Just for ‘more info to try to replicate this’ a couple of questions for you to answer.

  1. How long is it between hitting cancel and hitting it a second time?
  2. Is it typically the one environment?

Vanessa

Vanessa,
We have seen this with variable time frames. We recommend users do not hit cancel a second time at all and manage that from our Ops team, so the delay can be as much as an hour or two before we force cancel the task with the second click. It may be helpful to add a click timer to the button with a 15 second delay to ensure that users are not able to hit the second click immediately.

-Jeff

Jeffrey Feinberg
Director | Release Engineering
Eze Software Group / Eze OMS
12 Farnsworth St / Boston, MA 02210
T 617.897.2357 /E jfeinberg@ezesoft.commailto:jfeinberg@ezesoft.com
www.ezesoft.comhttp://www.ezesoft.com/

Vanessa -

I agree with Jeff, they delay can be an hour or two before I hit cancel
again to time it out. As far as environments, I’ve seen this happen in at
least 2 different environments and at least 5 different machines have
triggered it at different times. On a similar note, the users are hitting
cancel because they accidentally forgot to select a machine within the
environment before deploying and end up deploying to the whole
environment. Is there a trick to make the 2nd green "Deploy Release"
button gray out until the user selects a specific machine? In my case, we
don’t have any reason to deploy to all machines in an environment at once.

Thanks for your help!!

  • Jenna

Thanks Jenna and Jeff

That actually really helps, because I was under the impression it was quick, then everything Queued. But I think this should be easy to replicate now.

Vanessa

Jenna,

We have a similar issue and created a custom step template to limit the users from deploying to all machines at once. We use this in our general development environment to prevent a user from deploying to all machines in an environments at once. We limit them to deploy to only a single machine at a time. Hope this helps you out.
-Jeff

$environment = $OctopusParameters[‘Octopus.Environment.Name’]
Write-Output “Selected environment = $environment”

$deploymachineList = $OctopusParameters[‘Octopus.Deployment.SpecificMachines’]
Write-Output “Specific machine list = $deploymachineList”

if( ($environment -eq ‘EnvironmentName’) -and ($deploymachineList -eq ‘’) )
{
Write-Output "Deployment Stopped.
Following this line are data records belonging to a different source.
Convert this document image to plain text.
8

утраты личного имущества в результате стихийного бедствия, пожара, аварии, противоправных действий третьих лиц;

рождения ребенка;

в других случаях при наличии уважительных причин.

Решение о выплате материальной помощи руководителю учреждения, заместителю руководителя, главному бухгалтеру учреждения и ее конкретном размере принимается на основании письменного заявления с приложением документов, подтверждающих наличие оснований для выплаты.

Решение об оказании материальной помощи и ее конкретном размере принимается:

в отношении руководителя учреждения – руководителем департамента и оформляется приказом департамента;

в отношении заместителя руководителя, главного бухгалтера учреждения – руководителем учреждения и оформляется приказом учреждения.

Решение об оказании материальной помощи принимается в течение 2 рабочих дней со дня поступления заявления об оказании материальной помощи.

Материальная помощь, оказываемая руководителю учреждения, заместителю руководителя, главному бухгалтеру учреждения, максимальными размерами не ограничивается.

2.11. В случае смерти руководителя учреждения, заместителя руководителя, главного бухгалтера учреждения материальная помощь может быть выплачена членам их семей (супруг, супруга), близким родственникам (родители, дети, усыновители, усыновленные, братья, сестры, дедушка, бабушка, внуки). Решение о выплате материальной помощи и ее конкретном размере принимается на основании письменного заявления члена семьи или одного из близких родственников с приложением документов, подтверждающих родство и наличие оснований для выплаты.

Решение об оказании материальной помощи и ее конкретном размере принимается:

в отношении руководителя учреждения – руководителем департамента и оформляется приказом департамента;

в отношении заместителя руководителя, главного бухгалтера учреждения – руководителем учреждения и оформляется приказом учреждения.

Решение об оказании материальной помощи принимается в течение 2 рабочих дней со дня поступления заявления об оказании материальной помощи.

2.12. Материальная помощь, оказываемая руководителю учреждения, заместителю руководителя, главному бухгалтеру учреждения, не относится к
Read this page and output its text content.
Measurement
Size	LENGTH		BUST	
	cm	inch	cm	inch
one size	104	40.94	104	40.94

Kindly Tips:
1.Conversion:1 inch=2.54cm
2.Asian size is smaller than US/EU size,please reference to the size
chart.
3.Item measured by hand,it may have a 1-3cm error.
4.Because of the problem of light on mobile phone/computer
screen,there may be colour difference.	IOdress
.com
You must select a specific machine target when deploying to EnvironmentName environment"
Exit -1
}

Jeffrey Feinberg

Thank you so much, Jeff! I am going to work on implementing this very soon!
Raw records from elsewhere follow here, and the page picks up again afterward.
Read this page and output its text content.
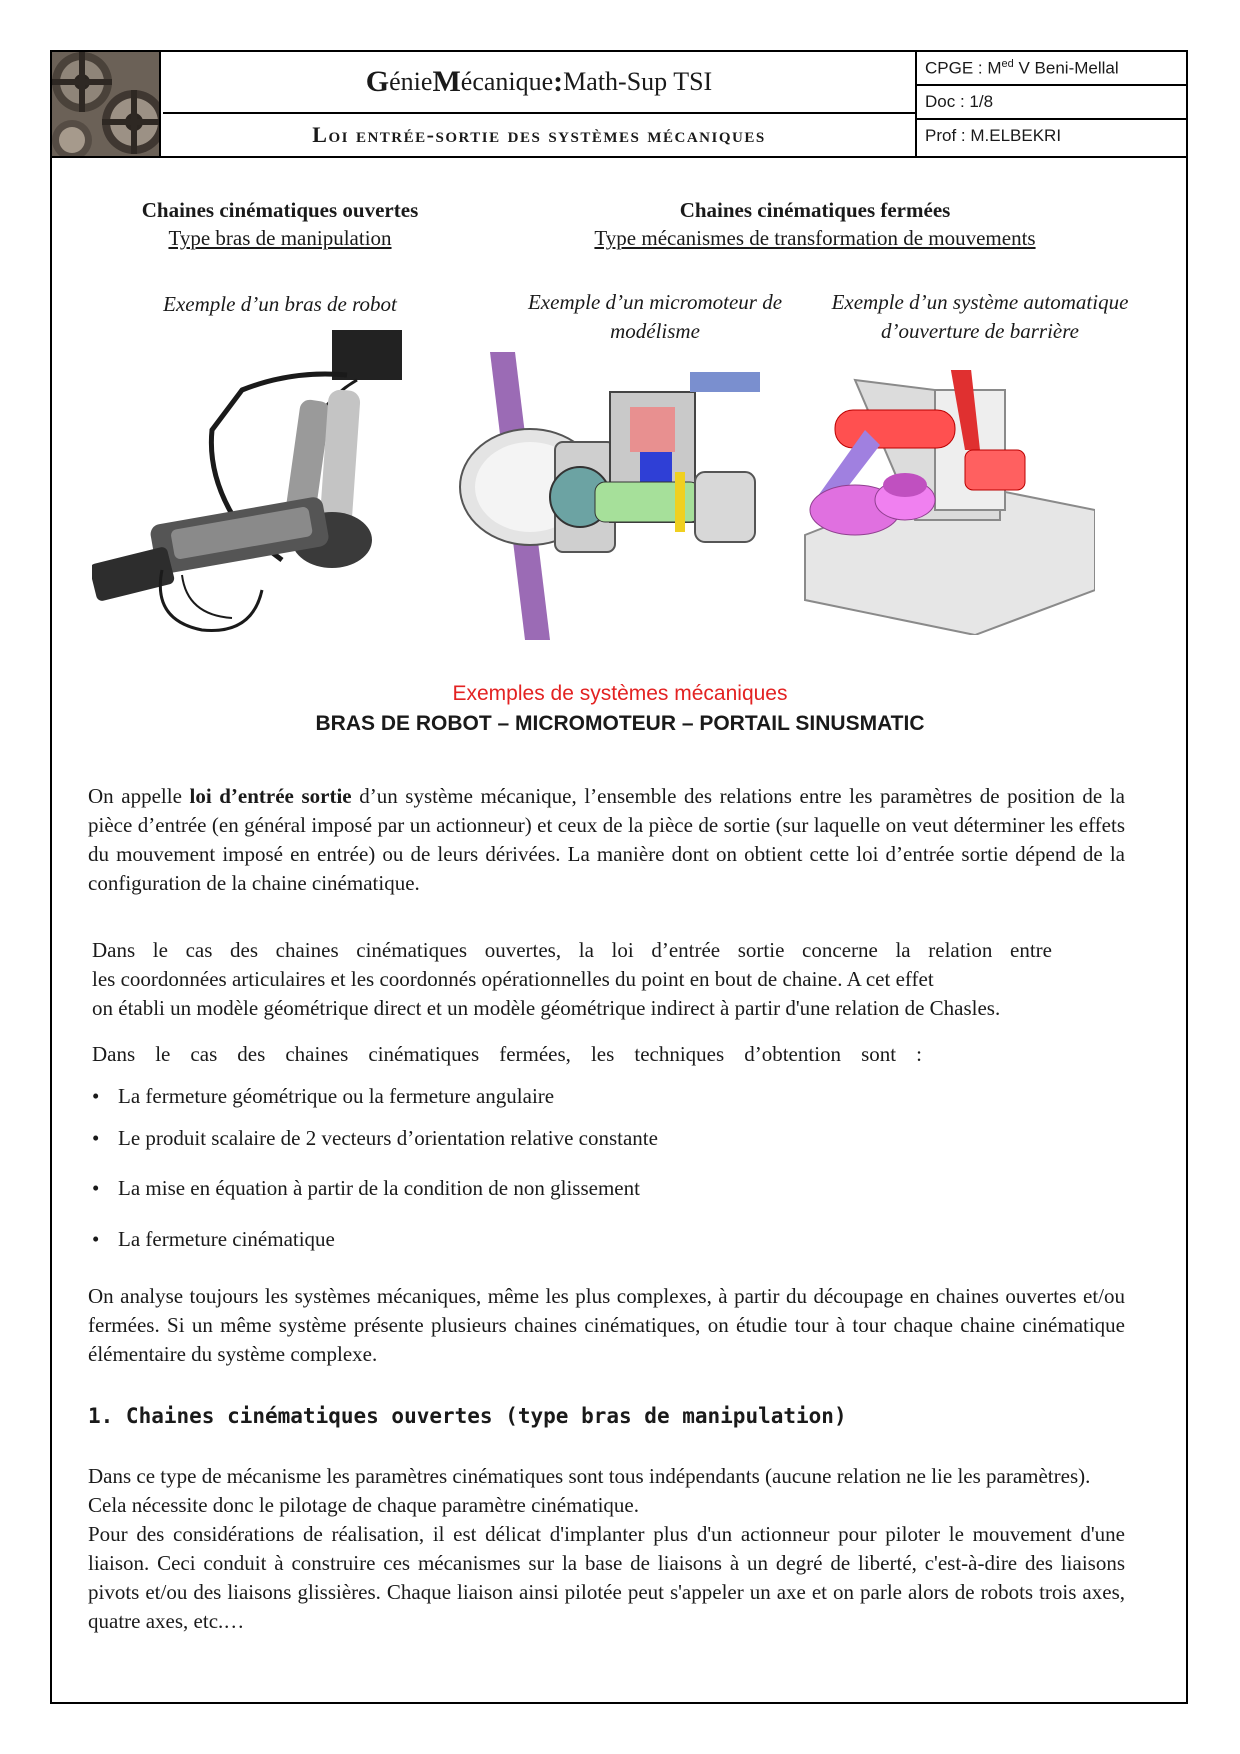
G énie M écanique : Math-Sup TSI
Loi entrée-sortie des systèmes mécaniques
CPGE : $M^{ed}$ V Beni-Mellal
Doc : 1/8
Prof : M.ELBEKRI
Chaines cinématiques ouvertes
Type bras de manipulation
Chaines cinématiques fermées
Type mécanismes de transformation de mouvements
Exemple d’un bras de robot	Exemple d’un micromoteur de modélisme
Exemple d’un système automatique d’ouverture de barrière
Exemples de systèmes mécaniques
BRAS DE ROBOT – MICROMOTEUR – PORTAIL SINUSMATIC

On appelle loi d’entrée sortie d’un système mécanique, l’ensemble des relations entre les paramètres de position de la pièce d’entrée (en général imposé par un actionneur) et ceux de la pièce de sortie (sur laquelle on veut déterminer les effets du mouvement imposé en entrée) ou de leurs dérivées. La manière dont on obtient cette loi d’entrée sortie dépend de la configuration de la chaine cinématique.

Dans le cas des chaines cinématiques ouvertes, la loi d’entrée sortie concerne la relation entre

les coordonnées articulaires et les coordonnés opérationnelles du point en bout de chaine. A cet effet

on établi un modèle géométrique direct et un modèle géométrique indirect à partir d'une relation de Chasles.

Dans le cas des chaines cinématiques fermées, les techniques d’obtention sont :

• La fermeture géométrique ou la fermeture angulaire
• Le produit scalaire de 2 vecteurs d’orientation relative constante
• La mise en équation à partir de la condition de non glissement
• La fermeture cinématique

On analyse toujours les systèmes mécaniques, même les plus complexes, à partir du découpage en chaines ouvertes et/ou fermées. Si un même système présente plusieurs chaines cinématiques, on étudie tour à tour chaque chaine cinématique élémentaire du système complexe.

1. Chaines cinématiques ouvertes (type bras de manipulation)

Dans ce type de mécanisme les paramètres cinématiques sont tous indépendants (aucune relation ne lie les paramètres). Cela nécessite donc le pilotage de chaque paramètre cinématique.

Pour des considérations de réalisation, il est délicat d'implanter plus d'un actionneur pour piloter le mouvement d'une liaison. Ceci conduit à construire ces mécanismes sur la base de liaisons à un degré de liberté, c'est-à-dire des liaisons pivots et/ou des liaisons glissières. Chaque liaison ainsi pilotée peut s'appeler un axe et on parle alors de robots trois axes, quatre axes, etc.…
This issue is affecting us too (2.5.12.666). Do you have any updates on this?

Hi All,

As an update, looking into this issue is part of our current sprint.

Vanessa

Hi all,

I’m having trouble reproducing this on 2.6.3, and I’d really appreciate some more information:

  1. Does this happen every single time you cancel a deployment, or just occasionally?
  2. Does it eventually return to normal if you click cancel twice (the task should be marked as timed out, but other tasks should then be able to run)?
  3. When it does happen, can you look in RavenDB (http://localhost:10931 on the Octopus server) and see if there are any stale indexes or errors?

If this is something you can reproduce easily/on demand, we’d love to do a screen sharing session to see it and try to get to the bottom of it. You can pick a time that works here:

https://octopusdeploy.acuityscheduling.com/schedule.php

Thanks,
Paul

Hi Paul -

Today I saw that I had a task that had been sitting in a “deploying” state
for one month. I was afraid to cancel it because then I would have to shut
down the Octopus server and run the repair script. Today, I got tired of
seeing it sitting there and took the chance of cancelling it. It worked!
I had no issues with it getting stuck in a queued state, didn’t have to
click ‘cancel’ again to get it to actually cancel, and I was able to
successfully deploy other projects after I cancelled it.

So it seems that this is no longer an issue for me. I didn’t do any
updates to Octopus, other than a normal Windows update a few days ago.

Thanks to you and Vanessa for all of your help.

  • Jenna